Bültenler

Türkiye Barometresi’nden; Kadın – Erkek Eşitliği ve Toplumsal Cinsiyet Üzerine

Ipsos Sosyal Araştırmalar Enstitüsü tarafından gerçekleştirilen Türkiye Barometresi Araştırması kapsamında özel bir Kadın Dosyası hazırlandı. Bu dosyada Türkiye’de ve dünyada kadın-erkek eşitliği ve toplumsal cinsiyet rollerine ilişkin Türkiye’deki algı ortaya çıkarıldı.

Kadın ve erkeklere eşit davranıldığına inanmıyoruz.

Kadınların da iyi yapabileceği meslekler konusunda iyimseriz

Her ne kadar kadın-erkek eşitliğine destek düzeyi daha yüksek olsa da kavram olarak feminizme daha mesafeliyiz

Ipsos Sosyal Araştırmalar Enstitüsü tarafından gerçekleştirilen Türkiye Barometresi Araştırması kapsamında özel bir Kadın Dosyası hazırlandı. Bu dosyada kadın-erkek eşitliği ve toplumsal cinsiyet rollerine ilişkin Türkiye’deki algı ortaya çıkarıldı.
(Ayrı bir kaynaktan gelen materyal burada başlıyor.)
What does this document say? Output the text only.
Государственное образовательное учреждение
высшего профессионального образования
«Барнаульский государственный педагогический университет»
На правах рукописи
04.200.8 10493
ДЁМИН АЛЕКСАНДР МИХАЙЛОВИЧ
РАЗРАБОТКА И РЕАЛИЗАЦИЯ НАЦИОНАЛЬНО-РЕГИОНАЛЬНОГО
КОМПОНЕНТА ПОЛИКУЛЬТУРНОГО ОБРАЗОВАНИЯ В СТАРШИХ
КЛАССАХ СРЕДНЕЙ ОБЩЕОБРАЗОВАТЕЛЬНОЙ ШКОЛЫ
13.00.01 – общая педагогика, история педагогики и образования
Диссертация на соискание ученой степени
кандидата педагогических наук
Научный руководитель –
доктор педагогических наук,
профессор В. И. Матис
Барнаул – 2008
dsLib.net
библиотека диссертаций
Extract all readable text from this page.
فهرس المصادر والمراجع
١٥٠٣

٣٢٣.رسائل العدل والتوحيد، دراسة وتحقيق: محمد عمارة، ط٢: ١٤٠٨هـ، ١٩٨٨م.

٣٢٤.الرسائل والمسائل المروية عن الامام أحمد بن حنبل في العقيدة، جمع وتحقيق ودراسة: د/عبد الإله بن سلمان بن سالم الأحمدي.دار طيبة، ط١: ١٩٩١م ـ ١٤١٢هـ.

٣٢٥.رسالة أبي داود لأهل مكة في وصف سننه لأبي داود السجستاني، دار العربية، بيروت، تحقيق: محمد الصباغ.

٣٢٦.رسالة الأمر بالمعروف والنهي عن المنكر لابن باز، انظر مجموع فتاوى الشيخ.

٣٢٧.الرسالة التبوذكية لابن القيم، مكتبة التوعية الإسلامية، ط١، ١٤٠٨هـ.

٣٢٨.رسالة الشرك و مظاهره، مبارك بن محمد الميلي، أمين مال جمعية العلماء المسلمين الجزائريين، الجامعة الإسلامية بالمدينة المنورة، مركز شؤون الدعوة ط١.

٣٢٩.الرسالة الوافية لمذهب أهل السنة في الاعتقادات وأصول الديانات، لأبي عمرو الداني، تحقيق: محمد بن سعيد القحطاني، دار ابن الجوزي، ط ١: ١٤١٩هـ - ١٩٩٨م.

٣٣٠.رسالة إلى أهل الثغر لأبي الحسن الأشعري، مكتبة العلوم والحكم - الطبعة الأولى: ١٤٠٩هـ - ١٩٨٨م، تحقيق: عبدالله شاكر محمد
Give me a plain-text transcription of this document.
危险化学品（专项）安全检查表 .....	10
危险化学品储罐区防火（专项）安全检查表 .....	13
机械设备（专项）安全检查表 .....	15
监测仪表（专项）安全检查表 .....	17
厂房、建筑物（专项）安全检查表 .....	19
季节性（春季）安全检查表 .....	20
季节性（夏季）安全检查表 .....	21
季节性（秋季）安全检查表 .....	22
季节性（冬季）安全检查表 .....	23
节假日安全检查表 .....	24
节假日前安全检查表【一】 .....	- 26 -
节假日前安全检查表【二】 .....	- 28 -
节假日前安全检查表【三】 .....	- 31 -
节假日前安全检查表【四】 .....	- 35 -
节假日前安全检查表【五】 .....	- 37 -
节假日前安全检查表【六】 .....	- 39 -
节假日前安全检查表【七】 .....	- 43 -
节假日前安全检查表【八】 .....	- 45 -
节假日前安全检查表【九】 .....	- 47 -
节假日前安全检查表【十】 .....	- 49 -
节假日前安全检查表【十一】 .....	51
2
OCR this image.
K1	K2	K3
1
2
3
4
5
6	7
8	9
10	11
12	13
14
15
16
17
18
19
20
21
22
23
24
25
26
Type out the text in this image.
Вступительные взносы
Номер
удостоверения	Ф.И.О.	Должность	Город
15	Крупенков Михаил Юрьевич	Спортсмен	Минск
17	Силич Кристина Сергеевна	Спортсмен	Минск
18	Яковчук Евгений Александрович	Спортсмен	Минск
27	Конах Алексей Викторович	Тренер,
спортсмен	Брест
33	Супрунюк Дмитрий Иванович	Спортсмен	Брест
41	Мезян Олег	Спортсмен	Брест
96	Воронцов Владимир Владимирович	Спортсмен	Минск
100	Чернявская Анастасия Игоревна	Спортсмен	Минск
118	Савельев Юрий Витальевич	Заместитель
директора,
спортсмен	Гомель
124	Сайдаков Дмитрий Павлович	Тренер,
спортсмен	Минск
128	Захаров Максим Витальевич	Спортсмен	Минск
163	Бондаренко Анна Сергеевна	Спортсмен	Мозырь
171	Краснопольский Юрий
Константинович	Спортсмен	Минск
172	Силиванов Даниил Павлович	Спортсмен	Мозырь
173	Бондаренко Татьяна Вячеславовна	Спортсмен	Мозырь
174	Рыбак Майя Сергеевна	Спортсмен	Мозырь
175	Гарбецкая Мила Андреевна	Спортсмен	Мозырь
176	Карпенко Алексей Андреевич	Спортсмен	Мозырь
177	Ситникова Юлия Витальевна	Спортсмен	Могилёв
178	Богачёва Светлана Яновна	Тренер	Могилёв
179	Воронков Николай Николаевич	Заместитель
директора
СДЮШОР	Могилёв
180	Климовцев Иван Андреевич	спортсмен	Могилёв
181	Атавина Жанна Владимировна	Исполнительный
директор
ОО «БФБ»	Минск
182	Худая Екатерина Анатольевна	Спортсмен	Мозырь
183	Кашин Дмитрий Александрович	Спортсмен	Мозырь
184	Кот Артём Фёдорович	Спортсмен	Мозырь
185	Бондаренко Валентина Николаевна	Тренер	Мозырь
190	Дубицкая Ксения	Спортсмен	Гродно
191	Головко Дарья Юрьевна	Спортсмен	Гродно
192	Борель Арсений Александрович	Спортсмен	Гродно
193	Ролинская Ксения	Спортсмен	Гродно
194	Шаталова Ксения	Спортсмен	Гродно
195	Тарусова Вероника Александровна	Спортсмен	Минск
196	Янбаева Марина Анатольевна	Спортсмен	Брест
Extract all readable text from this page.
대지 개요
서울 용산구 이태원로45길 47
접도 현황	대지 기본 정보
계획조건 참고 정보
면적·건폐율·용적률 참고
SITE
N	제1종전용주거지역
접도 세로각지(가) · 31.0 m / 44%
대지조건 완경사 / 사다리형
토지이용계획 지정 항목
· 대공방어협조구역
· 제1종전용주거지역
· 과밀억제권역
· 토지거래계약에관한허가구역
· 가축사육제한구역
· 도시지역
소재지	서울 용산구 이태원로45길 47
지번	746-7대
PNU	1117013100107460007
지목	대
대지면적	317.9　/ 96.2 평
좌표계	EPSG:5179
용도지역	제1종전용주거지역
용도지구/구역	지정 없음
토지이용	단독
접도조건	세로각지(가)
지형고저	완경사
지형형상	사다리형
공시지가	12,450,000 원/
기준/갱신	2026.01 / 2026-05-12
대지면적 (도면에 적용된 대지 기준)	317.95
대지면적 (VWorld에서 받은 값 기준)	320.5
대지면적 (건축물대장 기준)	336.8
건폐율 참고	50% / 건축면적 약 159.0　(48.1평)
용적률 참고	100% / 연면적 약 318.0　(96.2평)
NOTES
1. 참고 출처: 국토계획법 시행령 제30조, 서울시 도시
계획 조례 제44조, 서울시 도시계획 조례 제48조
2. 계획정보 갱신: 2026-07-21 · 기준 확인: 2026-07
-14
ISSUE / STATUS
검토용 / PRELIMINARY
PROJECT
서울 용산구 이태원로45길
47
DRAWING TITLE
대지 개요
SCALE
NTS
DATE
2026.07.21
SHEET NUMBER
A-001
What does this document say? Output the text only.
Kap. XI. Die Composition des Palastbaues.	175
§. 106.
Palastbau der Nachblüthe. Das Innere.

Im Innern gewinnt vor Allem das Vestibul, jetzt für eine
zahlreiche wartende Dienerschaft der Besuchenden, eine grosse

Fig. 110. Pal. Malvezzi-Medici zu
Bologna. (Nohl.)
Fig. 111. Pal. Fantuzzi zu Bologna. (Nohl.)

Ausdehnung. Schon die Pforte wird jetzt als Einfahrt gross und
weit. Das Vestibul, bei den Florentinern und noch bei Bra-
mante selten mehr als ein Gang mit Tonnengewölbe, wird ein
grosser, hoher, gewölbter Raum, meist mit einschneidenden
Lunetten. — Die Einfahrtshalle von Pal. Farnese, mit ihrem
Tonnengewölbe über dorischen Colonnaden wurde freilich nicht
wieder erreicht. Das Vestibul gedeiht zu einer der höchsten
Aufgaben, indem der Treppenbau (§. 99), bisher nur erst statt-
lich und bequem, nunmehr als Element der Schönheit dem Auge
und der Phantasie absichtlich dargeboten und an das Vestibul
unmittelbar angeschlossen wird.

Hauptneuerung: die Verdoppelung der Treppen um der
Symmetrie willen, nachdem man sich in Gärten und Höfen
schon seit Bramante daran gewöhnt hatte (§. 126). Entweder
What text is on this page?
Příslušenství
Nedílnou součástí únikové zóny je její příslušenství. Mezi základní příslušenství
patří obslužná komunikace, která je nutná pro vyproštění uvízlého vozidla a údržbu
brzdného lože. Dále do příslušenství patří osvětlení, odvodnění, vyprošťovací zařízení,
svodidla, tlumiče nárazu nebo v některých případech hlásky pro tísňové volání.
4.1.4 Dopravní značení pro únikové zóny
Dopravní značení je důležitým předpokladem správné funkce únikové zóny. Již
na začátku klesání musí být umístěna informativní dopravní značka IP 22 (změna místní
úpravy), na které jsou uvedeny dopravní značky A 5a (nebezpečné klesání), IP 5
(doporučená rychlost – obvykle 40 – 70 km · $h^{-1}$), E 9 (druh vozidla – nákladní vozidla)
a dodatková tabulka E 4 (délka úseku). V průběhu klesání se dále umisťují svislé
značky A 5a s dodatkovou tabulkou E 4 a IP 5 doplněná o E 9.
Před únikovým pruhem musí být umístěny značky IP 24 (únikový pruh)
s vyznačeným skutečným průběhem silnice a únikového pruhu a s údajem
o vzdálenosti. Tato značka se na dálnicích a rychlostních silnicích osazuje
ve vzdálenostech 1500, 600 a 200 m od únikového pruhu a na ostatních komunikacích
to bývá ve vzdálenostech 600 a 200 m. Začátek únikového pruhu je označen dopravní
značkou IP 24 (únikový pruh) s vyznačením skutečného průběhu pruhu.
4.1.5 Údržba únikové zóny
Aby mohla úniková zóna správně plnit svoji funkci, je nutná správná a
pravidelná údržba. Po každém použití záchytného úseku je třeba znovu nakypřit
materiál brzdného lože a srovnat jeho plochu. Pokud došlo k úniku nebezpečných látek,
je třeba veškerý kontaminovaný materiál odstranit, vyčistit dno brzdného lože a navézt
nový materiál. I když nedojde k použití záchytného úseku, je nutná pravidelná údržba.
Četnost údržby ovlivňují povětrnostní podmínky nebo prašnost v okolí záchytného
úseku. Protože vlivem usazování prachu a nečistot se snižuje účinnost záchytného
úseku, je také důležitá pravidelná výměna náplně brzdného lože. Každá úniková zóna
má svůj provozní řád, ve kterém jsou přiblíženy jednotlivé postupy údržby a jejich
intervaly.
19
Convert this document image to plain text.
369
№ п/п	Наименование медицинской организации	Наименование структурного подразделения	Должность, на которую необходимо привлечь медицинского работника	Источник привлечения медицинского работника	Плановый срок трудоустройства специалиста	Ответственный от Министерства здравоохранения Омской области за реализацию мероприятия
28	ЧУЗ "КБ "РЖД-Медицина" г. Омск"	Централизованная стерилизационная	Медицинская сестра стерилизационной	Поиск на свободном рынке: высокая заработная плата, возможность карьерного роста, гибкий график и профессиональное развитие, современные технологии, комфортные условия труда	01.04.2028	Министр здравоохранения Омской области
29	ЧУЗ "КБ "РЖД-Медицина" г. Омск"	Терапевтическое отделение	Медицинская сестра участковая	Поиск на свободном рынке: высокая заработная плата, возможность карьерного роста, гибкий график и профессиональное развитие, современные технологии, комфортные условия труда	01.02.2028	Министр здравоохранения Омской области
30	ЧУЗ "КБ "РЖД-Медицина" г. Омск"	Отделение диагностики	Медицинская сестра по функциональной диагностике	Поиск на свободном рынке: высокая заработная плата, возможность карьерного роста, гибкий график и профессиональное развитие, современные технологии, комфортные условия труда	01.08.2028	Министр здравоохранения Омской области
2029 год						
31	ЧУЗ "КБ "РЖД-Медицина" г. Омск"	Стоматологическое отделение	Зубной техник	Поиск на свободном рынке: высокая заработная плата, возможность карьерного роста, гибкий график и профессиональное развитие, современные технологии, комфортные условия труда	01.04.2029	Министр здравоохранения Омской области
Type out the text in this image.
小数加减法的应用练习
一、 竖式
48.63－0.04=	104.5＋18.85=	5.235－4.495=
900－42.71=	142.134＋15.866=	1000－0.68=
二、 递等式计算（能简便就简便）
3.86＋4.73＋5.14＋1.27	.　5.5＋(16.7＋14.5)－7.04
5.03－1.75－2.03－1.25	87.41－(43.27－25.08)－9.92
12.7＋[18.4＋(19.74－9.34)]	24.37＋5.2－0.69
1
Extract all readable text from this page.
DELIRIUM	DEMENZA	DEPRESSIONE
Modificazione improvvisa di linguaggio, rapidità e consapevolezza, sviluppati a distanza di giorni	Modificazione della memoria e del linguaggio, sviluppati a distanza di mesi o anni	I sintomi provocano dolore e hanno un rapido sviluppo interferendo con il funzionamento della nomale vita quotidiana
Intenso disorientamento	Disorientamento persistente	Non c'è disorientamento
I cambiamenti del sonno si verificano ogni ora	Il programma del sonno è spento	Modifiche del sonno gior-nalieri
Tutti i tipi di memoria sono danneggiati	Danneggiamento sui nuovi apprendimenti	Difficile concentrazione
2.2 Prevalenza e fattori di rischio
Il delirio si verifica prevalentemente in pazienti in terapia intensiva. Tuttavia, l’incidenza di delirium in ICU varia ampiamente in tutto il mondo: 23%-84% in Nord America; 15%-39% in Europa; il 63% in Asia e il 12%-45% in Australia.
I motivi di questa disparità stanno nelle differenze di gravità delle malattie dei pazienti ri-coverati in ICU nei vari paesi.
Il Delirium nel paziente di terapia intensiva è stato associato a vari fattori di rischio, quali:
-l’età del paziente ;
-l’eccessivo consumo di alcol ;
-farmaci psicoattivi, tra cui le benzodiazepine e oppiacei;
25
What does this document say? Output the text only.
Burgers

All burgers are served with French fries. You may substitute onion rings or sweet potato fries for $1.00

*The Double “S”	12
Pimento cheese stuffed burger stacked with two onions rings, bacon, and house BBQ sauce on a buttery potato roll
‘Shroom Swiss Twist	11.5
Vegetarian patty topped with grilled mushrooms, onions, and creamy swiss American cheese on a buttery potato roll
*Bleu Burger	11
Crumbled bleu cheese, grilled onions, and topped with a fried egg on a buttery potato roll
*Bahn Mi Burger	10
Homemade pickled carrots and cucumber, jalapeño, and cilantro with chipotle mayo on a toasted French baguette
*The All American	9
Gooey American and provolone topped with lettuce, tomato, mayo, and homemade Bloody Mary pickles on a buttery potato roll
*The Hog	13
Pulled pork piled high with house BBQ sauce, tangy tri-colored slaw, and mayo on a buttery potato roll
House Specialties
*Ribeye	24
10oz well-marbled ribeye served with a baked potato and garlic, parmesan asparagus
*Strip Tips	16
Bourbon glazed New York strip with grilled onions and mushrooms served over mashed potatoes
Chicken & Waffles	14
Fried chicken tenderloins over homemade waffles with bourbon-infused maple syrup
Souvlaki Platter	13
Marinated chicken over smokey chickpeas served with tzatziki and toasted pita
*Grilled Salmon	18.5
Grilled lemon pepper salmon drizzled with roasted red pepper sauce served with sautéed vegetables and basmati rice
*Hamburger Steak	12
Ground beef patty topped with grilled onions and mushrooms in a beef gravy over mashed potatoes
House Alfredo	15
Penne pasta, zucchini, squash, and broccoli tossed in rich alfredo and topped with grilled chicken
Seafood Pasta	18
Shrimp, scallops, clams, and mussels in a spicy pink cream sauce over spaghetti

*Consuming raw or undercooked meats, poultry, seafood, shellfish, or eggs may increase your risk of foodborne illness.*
15 – 28 Ocak 2016 tarihlerinde gerçekleştirilen araştırmaya göre;

Toplumun %65’i bugün Türkiye’de kadın ve erkeklere genel olarak eşit davranıldığına inanmıyor. Sadece 5’te biri kadın ve erkeklere eşit davranıldığını belirtiyor.

Katılımcılara kadın – erkek eşitliği konusunda Dünyada, Avrupa’da ve Ortadoğu’daki durum da soruldu. En çarpıcı sonuçlardan birisi Ortadoğu’da ve Türkiye’de kadın ve erkeklere eşit davranılmadığını düşünenlerin oranının birbirine çok yakın olması (sırasıyla %64; %65) olarak belirtildi. Diğer bir ifadeyle toplumun büyük kesimi kadın-erkek eşitliği meselesinde Türkiye’yi Ortadoğu ile benzer değerlendiriyor.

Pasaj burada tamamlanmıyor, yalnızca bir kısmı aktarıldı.